Un suspense filmé sur la Ingraham Trail, un documentaire animalier dépeignant la faune boréale ou un court métrage expérimental sur une épopée en canot sont autant de projets de films qui pourraient naître aux T.N.-O. dans les prochaines années. Derrière la lentille se tient l’instigateur d’un nouveau mouvement, Paul Gordon, un jeune cinéaste torontois qui habite la capitale depuis quatre ans. Le petit local d’une dizaine de mètres carrés loué au centre-ville de Yellowknife, qui loge l’équipement de la coopérative Western Arctic Movie Picture (WAMP), accueille près d’une cinquantaine de membres amateurs depuis un an, dont un dixième de francophones. Le boom a surpris tout le monde. Le 24 octobre dernier, lors de la première projection publique des projets de WAMP, une faune inattendue a applaudi les efforts délurés de ce petit groupe de cinéastes.

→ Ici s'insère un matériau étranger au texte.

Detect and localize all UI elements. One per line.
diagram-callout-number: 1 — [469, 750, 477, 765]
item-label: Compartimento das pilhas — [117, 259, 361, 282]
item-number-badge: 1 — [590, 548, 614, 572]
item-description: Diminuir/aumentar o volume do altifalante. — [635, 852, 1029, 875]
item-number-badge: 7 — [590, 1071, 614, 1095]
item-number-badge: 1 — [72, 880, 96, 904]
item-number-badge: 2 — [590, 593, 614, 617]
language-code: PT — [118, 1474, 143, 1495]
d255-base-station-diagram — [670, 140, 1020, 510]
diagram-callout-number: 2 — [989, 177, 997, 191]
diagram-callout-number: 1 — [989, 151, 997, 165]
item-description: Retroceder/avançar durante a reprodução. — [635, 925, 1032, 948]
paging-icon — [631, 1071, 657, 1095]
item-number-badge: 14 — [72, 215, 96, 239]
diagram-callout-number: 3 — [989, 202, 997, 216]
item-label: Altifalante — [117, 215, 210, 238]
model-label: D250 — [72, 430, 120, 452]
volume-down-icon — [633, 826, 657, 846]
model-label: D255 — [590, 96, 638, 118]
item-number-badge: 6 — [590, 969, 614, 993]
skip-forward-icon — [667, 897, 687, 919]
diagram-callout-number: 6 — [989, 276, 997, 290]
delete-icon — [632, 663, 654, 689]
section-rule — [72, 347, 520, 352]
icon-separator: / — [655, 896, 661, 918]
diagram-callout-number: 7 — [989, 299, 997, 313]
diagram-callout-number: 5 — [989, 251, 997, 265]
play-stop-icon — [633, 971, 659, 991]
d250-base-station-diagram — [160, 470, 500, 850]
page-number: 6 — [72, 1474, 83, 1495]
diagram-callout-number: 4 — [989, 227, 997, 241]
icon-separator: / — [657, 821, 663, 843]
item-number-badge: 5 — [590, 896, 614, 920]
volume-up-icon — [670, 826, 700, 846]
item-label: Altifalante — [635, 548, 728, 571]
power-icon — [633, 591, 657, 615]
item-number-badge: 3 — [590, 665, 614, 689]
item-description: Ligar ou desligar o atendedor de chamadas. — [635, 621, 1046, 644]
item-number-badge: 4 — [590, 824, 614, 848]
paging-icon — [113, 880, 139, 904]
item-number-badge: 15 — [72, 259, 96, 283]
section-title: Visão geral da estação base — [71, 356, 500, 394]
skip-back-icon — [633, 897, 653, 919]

« Je crois que c’est vraiment la naissance d’un mouvement. Il y a beaucoup de jeunes en ville qui ont commencé à faire du travail de bonne qualité », raconte Paul, qui garde le fort à temps partiel.
Il est trop tôt par contre pour parler de la naissance d’un style propre aux T.N.-O. Bien que largement filmé, la neige, les paysages et la culture nordiques ne forment pas, jusqu’à maintenant, le portrait d’un cinéma typiquement nordique, selon Charles Laird, un cinéaste qui produit ses propres projets sous l’égide de sa compagnie, Big Fish Productions. « Je ne sais pas si tout cela crée un style particulier. Nous avons besoin de plus d’histoire derrière nous afin de voir si Yellow-knife produit un style spécifique. »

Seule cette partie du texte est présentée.